The following article was published by Government Technology on June 5, 2020.
“Social determinants of health” is a hot topic among government and health system executives. The phrase usually refers to basic food, housing and transportation disparities that can lead adjoining ZIP codes to have drastically different life expectancies. But could lack of broadband Internet access also be considered a social determinant of health? Many rural health advocates say yes, and they are trying to do something about it by pushing for the infrastructure to enable telehealth programs and remote patient monitoring.
Broadband is defined as high-speed, reliable Internet with actual download speeds of at least 25 megabits per second (Mbps) and upload speeds of at least 3 Mbps. It can be delivered via fiber, wireless, satellite, digital subscriber line (DSL) or cable. According to a 2019 Pew Trust report, 60 percent of health-care facilities outside of metro areas lack broadband access.
Researchers have a name for areas that have both low rates of home broadband and higher-than-national-average mortality rates for cancer and other diseases: “double-burdened counties.”
The Federal Communications Commission’s Connect2HealthFCC Task Force has created a mapping platform that allows for the overlay of cancer mortality and other disease conditions with broadband access coverage. This allows them to pinpoint hot spots. In these areas, for example Appalachia, the task force found that more than 70 percent of counties with the highest lung cancer incidence and mortality have rural broadband access below 50 percent.
Telehealth efforts have made progress in connecting rural hospitals to academic medical centers to allow specialists to visit with patients and their care providers without arduous travel. But getting broadband access to smaller clinics and individual homes has proven more difficult, because telecom companies don’t find it financially viable to connect homes in rural areas at affordable rates. The FCC and U.S. Department of Agriculture have programs that subsidize the cost of broadband for some rural health providers, but those programs have traditionally been oversubscribed. Therefore, in-home virtual visits and remote patient monitoring for patients with conditions such as cancer, diabetes and chronic heart failure are not as widespread as they could be.
In some Appalachian counties, a trip to Markey might take two-and-a-half hours by car, but for many people with financial and transportation challenges, it might as well be on the other side of the moon, Ahern said. “People understand that if we could deliver some aspects of cancer care remotely, it would improve outcomes. Gaining connectivity into those counties is crucial.”
“One of the rationales for the collaborative is that we could take an informatics approach to identify targeted communities and work with the National Cancer Institute to try to deploy a user-centered design approach to create tools to improve cancer care in that region,” Ahern said. The co-creation concept is key, he explained. Rather than having experts coming into a rural area and saying, “We have a solution for you,” the idea is that to be successful, solutions that are meaningful and likely to be used in areas with particular cultures have to be built with lots of input from participants.

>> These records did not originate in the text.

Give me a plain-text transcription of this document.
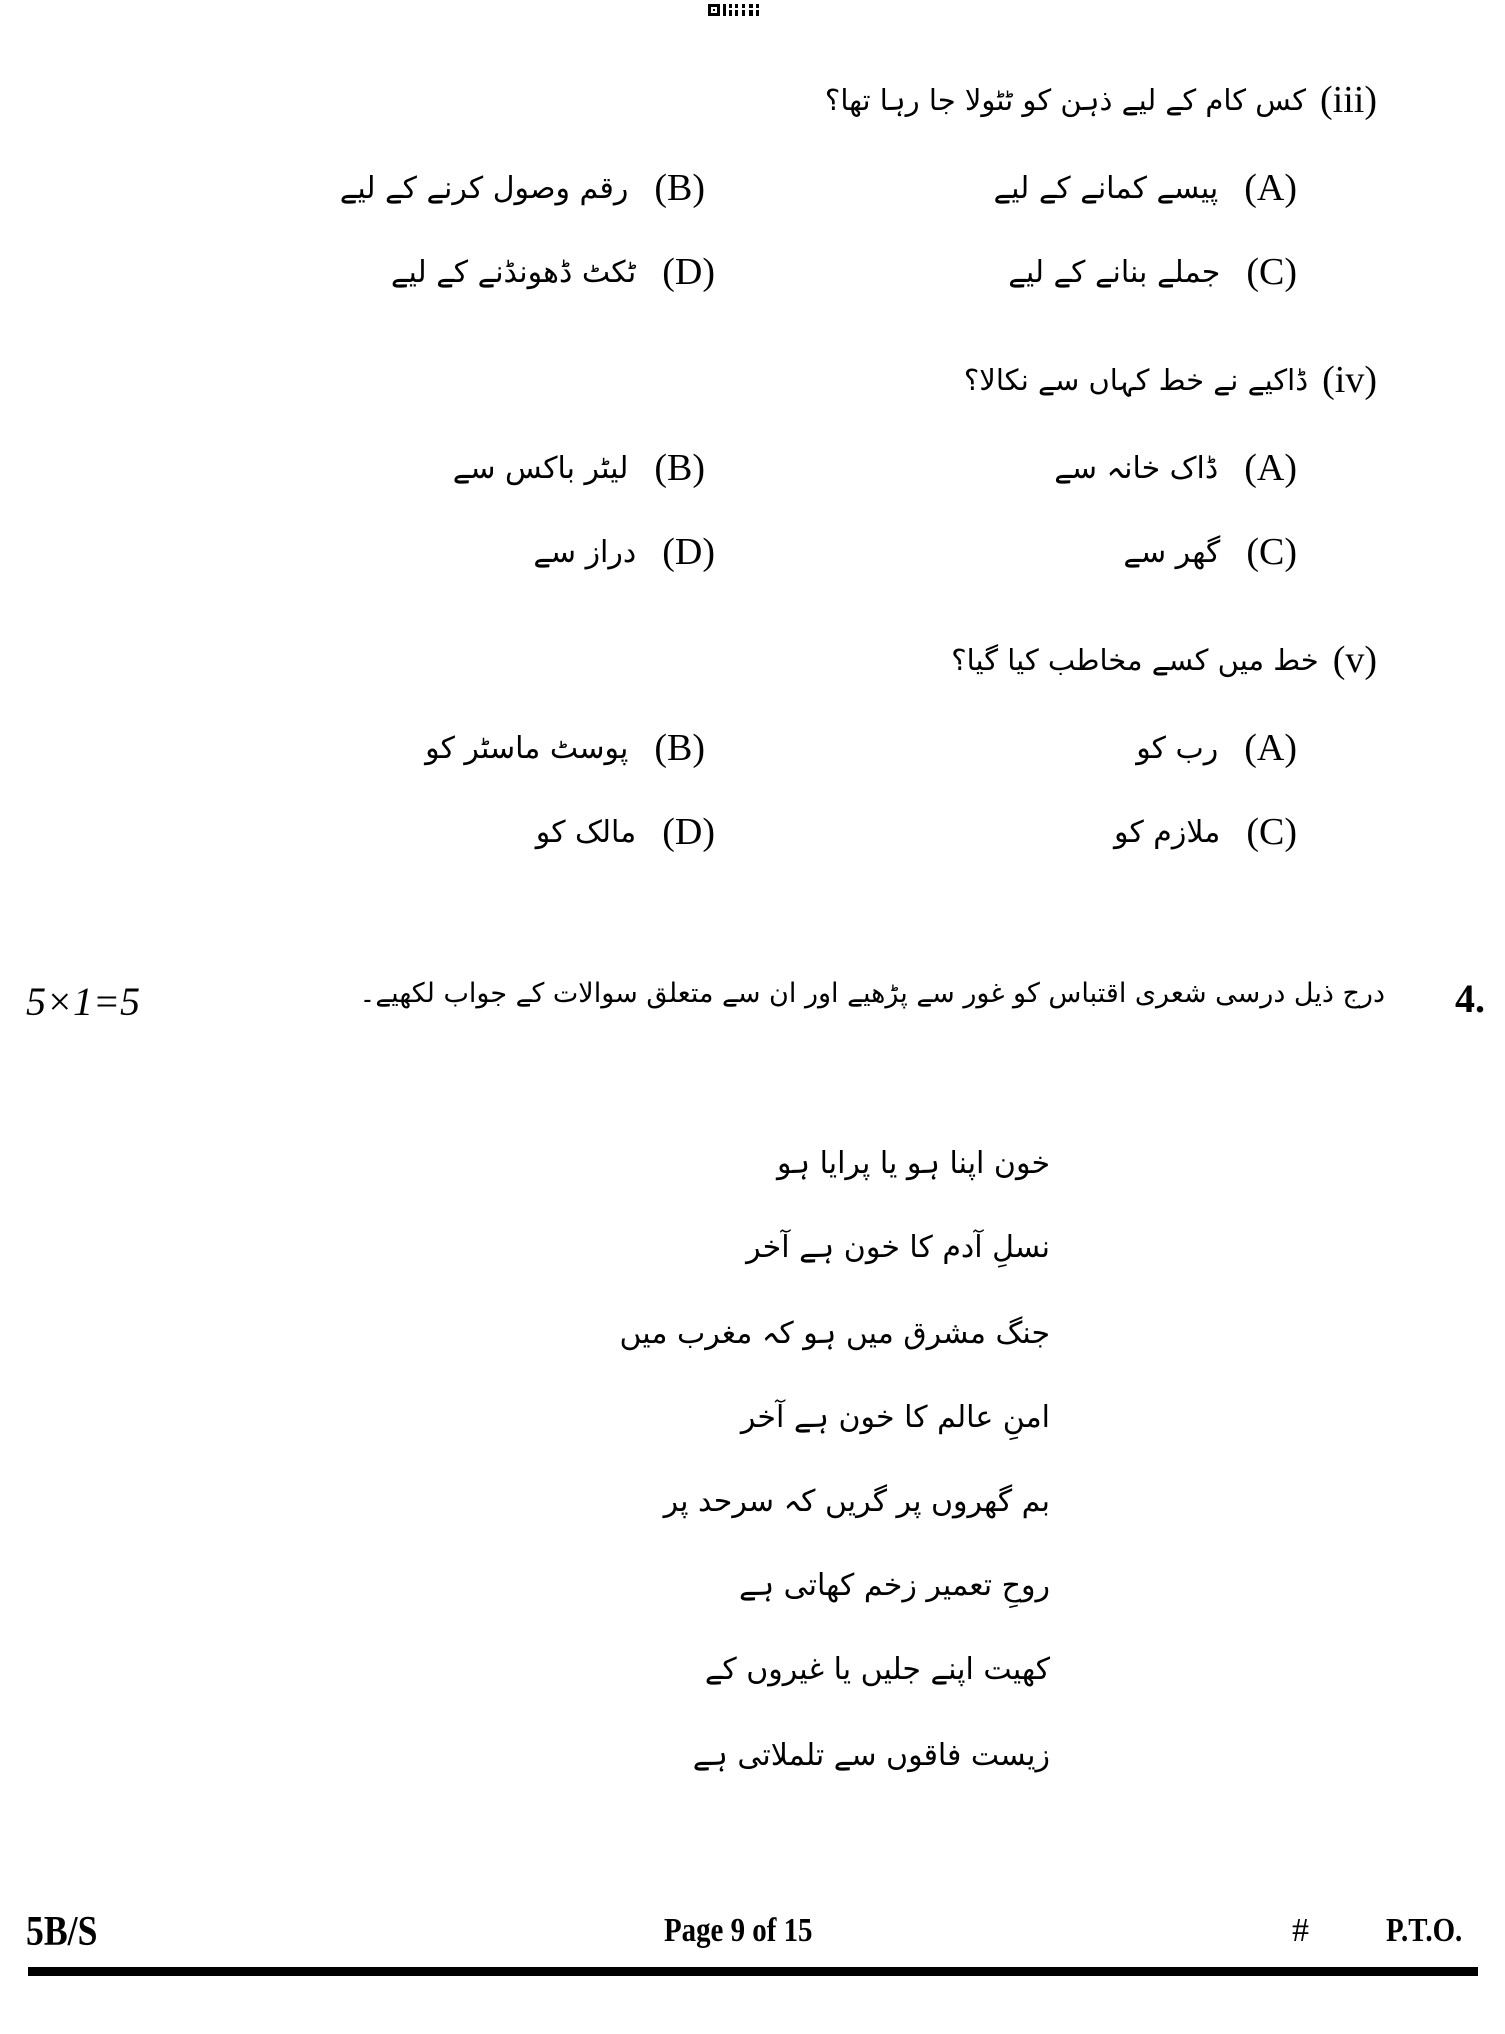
(iii)
کس کام کے لیے ذہن کو ٹٹولا جا رہا تھا؟
(A)
پیسے کمانے کے لیے
(B)
رقم وصول کرنے کے لیے
(C)
جملے بنانے کے لیے
(D)
ٹکٹ ڈھونڈنے کے لیے
(iv)
ڈاکیے نے خط کہاں سے نکالا؟
(A)
ڈاک خانہ سے
(B)
لیٹر باکس سے
(C)
گھر سے
(D)
دراز سے
(v)
خط میں کسے مخاطب کیا گیا؟
(A)
رب کو
(B)
پوسٹ ماسٹر کو
(C)
ملازم کو
(D)
مالک کو
4.
درج ذیل درسی شعری اقتباس کو غور سے پڑھیے اور ان سے متعلق سوالات کے جواب لکھیے۔
5×1=5
خون اپنا ہو یا پرایا ہو
نسلِ آدم کا خون ہے آخر
جنگ مشرق میں ہو کہ مغرب میں
امنِ عالم کا خون ہے آخر
بم گھروں پر گریں کہ سرحد پر
روحِ تعمیر زخم کھاتی ہے
کھیت اپنے جلیں یا غیروں کے
زیست فاقوں سے تلملاتی ہے
5B/S	Page 9 of 15	# P.T.O.
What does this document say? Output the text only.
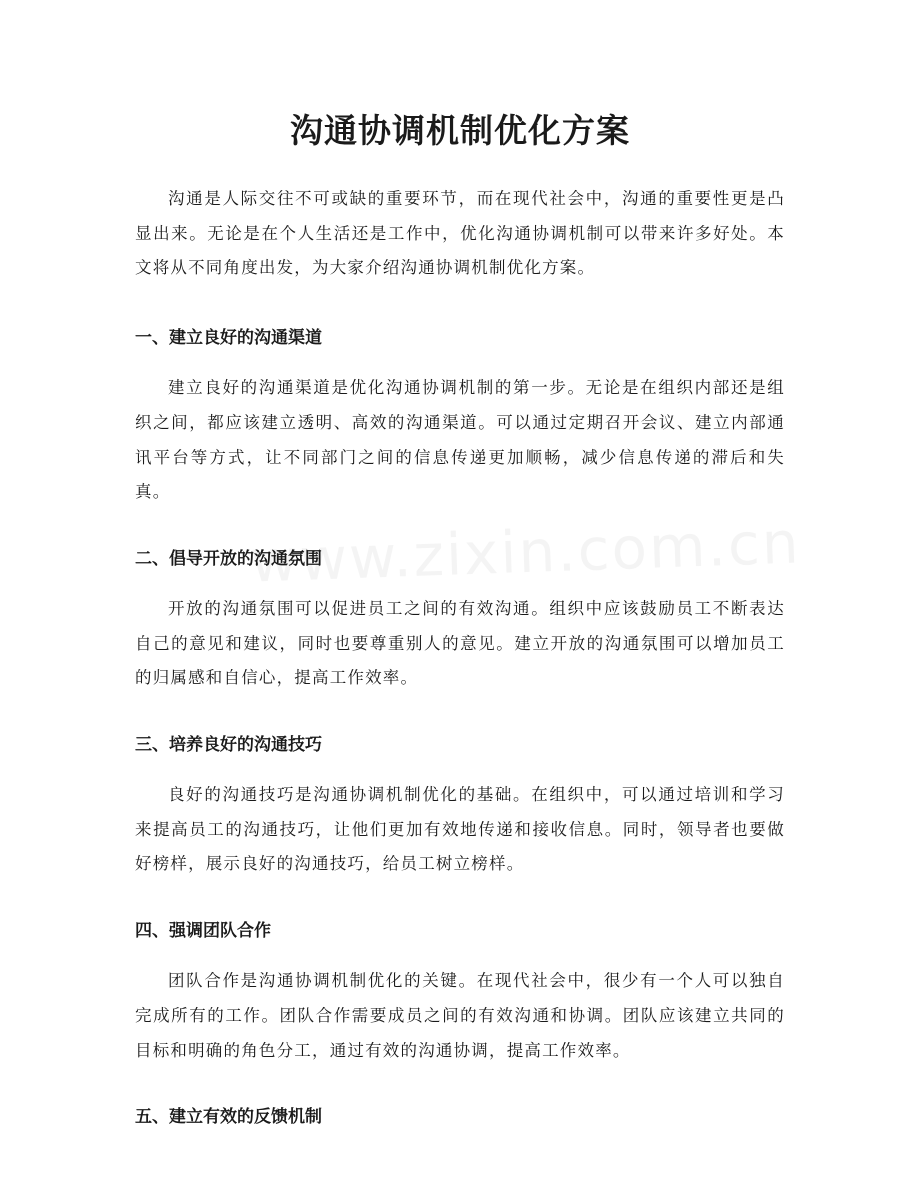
沟通协调机制优化方案

沟通是人际交往不可或缺的重要环节，而在现代社会中，沟通的重要性更是凸显出来。无论是在个人生活还是工作中，优化沟通协调机制可以带来许多好处。本文将从不同角度出发，为大家介绍沟通协调机制优化方案。

一、建立良好的沟通渠道

建立良好的沟通渠道是优化沟通协调机制的第一步。无论是在组织内部还是组织之间，都应该建立透明、高效的沟通渠道。可以通过定期召开会议、建立内部通讯平台等方式，让不同部门之间的信息传递更加顺畅，减少信息传递的滞后和失真。

二、倡导开放的沟通氛围

开放的沟通氛围可以促进员工之间的有效沟通。组织中应该鼓励员工不断表达自己的意见和建议，同时也要尊重别人的意见。建立开放的沟通氛围可以增加员工的归属感和自信心，提高工作效率。

三、培养良好的沟通技巧

良好的沟通技巧是沟通协调机制优化的基础。在组织中，可以通过培训和学习来提高员工的沟通技巧，让他们更加有效地传递和接收信息。同时，领导者也要做好榜样，展示良好的沟通技巧，给员工树立榜样。

四、强调团队合作

团队合作是沟通协调机制优化的关键。在现代社会中，很少有一个人可以独自完成所有的工作。团队合作需要成员之间的有效沟通和协调。团队应该建立共同的目标和明确的角色分工，通过有效的沟通协调，提高工作效率。

五、建立有效的反馈机制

The first use case involves doing online distress screening for cancer patients. Research has shown that monitoring patient-reported outcomes through a Web portal actually lowers mortality rates among cancer patients, Ahern noted. Accrediting agencies of cancer centers require distress screenings, “but they have been done in a haphazard way in paper form,” he explained. LAUNCH is making the process electronic and building the workflows around responding quickly if patients rate their stress levels very high.
Ahern emphasizes that the project is not just about connecting doctors and patients. “We want to engage caregivers, family members, community health organizations and church leaders who can be part of a broader solution enabled by connectivity,” he said. “Fundamentally, it isn’t just putting in the broadband and walking away. We are looking at infrastructure as a core element to broaden the ecosystem.”
In its contribution to the project, the FCC is talking to companies and associations in the telecom industry to step up and assist wherever they can. And there’s been a lot of interest from companies wanting to be part of LAUNCH, according to Ahern. “Given the COVID-19 epidemic, there is a recognition that we need to have an all-hands-on-deck approach wherever there can be better connectivity that will save people’s lives, so the industry is poised to do that more rapidly than they might have otherwise done. We are working on that pretty diligently right now, particularly with satellite providers. We think there are some immediate opportunities there.”
During a summer 2019 LAUNCH project meeting, FCC Chairman Ajit Pai described a recent trip he had taken to Allen County, Ky., an economically challenged rural area near the Tennessee border. The school system there has more than 3,000 students — but not one pediatrician. The nearest one is a decent drive away in Bowling Green. “But now, thanks to broadband, local students can see a pediatrician simply by walking down to the school nurse’s office,” Pai said. “There, they can be seen virtually by a top-notch physician from Vanderbilt University’s Children’s Hospital, which has a partnership with the school district,” he said. “Think about what a difference all this makes: Students are healthier, parents worry less and don’t have to take time off work, and teachers can focus on teaching.”